03. Juli 2007, 19:04 Uhr

Bahn-Chaos

Gewerkschaften starten neue Streikwelle vor Gipfel mit Mehdorn

Zwei von drei Gewerkschaften treffen Bahnchef Hartmut Mehdorn schon am Mittwoch zum Spitzengespräch - vorher spielen sie aber noch mal ihre Macht aus. Massive Warnstreiks sind geplant, die Fahrgäste müssen sich erneut für Verspätungen wappnen.

Berlin - "Wir sind zu Gesprächen bereit, die dazu dienen, eine weitere Eskalation des Tarifkonflikts zu vermeiden", sagte Norbert Hansen, Chef der Gewerkschaft Transnet. Wie Transnet und GDBA am Abend mitteilten, soll das Treffen der beiden Gewerkschaftsvorsitzenden Hansen und Klaus-Dieter Hommel mit Mehdorn um 11 Uhr in Berlin stattfinden. Ungeachtet dessen sollen die Warnstreiks unvermindert fortgesetzt werden. Insgesamt an 13 Standorten soll es Aktionen geben.

Die massivsten Störungen soll es rund um Kassel, Mainz und Wiesbaden geben. In Mecklenburg-Vorpommern werde der Raum Stralsund betroffen sein, in Sachsen-Anhalt der Raum Halle, teilte Transnet mit. Auch im brandenburgischen Potsdam werde es zu Arbeitsniederlegungen kommen. Warnstreiks seien auch im Güterverkehr geplant. Dort soll der Schwerpunkt im Raum Nürnberg liegen.

Die drei Bahn-Gewerkschaften GDL, Transnet und GDBA hatten schon am Dienstag mit über den ganzen Tag verteilten Arbeitsniederlegungen den Bahnverkehr in Deutschland stark beeinträchtigt. In vielen Städten kam der Verkehr über den Tag verteilt teilweise vollständig zum Erliegen.

Bahnchef Hartmut Mehdorn hatte den Gewerkschaften daraufhin neue Gespräche angeboten - allerdings kein neues Angebot in Aussicht gestellt. Bereits morgen soll ein Treffen mit Vertretern der Deutschen Bahn, Transnet und der GDBA stattfinden, ursprünglich war das erst für Donnerstag geplant. Mehdorns Bedingung war, dass sich alle Parteien gemeinsam an einen Tisch setzen. Genau dies hat die GDL bislang immer abgelehnt. Mehdorn machte außerdem deutlich, dass er die Warnstreiks für "völlig unverständlich und inakzeptabel" halte. Die Warnstreiks kosteten das Unternehmen jeden Tag einen "zweistelligen Millionenbetrag".

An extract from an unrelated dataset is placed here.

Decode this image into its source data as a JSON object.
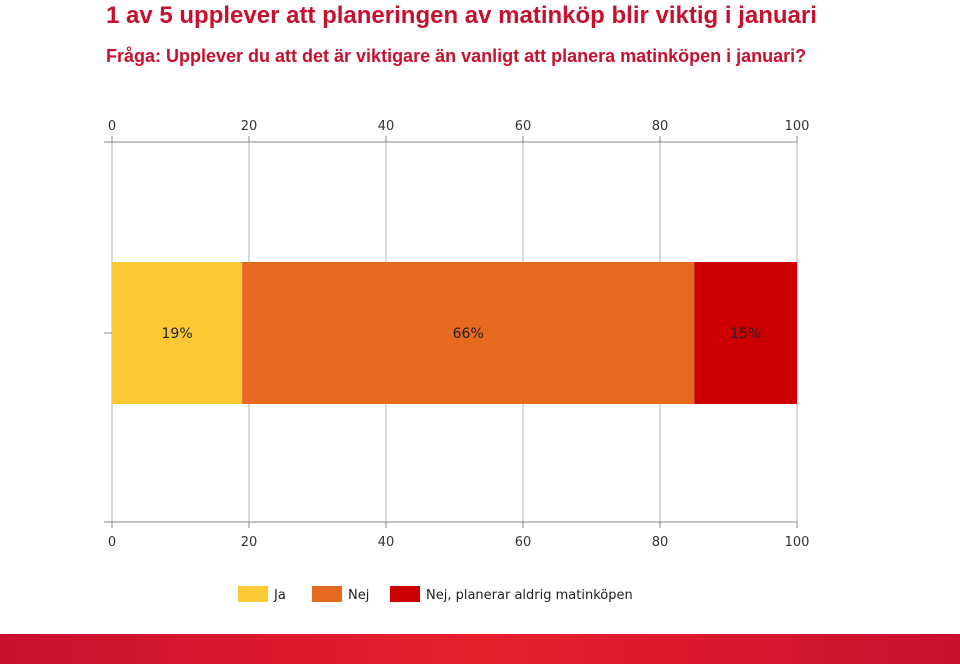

"Wir werden an diesem Gespräch teilnehmen und unsere Zusage liegt vor", sagte der GDBA-Vorsitzende Klaus-Dieter Hommel im Bayerischen Rundfunk. Sprecher Uwe Reitz betonte aber, man erwarte von Mehdorn substanzielle Bewegung, die dann in neue Verhandlungen münden könne. "Nur für Kaffee und Kuchen kommen wir nicht nach Berlin." Auch von der Gewerkschaft Transnet, die mit der GDBA eine Tarifgemeinschaft bildet, hieß es, man werde teilnehmen. Die Warnstreiks wollen beide Organisationen bis dahin fortsetzen, die GDL will bis Donnerstag aussetzen.

Nach anfänglichem Zögern zeigte sich auch die GDL zu einem Gespräch bereit. GDL-Chef Manfred Schell betonte allerdings im Bayerischen Rundfunk, dass Mehdorn nicht zu Tarifverhandlungen, sondern lediglich zu Gesprächen eingeladen habe. Schell äußerte zugleich die Hoffnung, dass das Treffen in Tarifverhandlungen münde. Dann sei auch mit einem Ende der Streiks zu rechnen. Die GDL pochte bislang auf getrennte Verhandlungen mit dem Konzern, weil sie einen eigenen Tarifvertrag verlangt und ihre Forderung von bis zu 31 Prozent mehr Lohn deutlich über den Lohnforderungen der anderen Gewerkschaften liegt.

Mehdorn bezeichnete die Forderung als "irrwitzig und nie zu erfüllen". Er warf der GDL "erpresserische Maßnahmen" vor. Die GDL-Forderung nach einem eigenen Tarifvertrag werde die Bahn nicht hinnehmen. "Wir werden eine Spaltung der Mitarbeiter nicht akzeptieren", sagte er.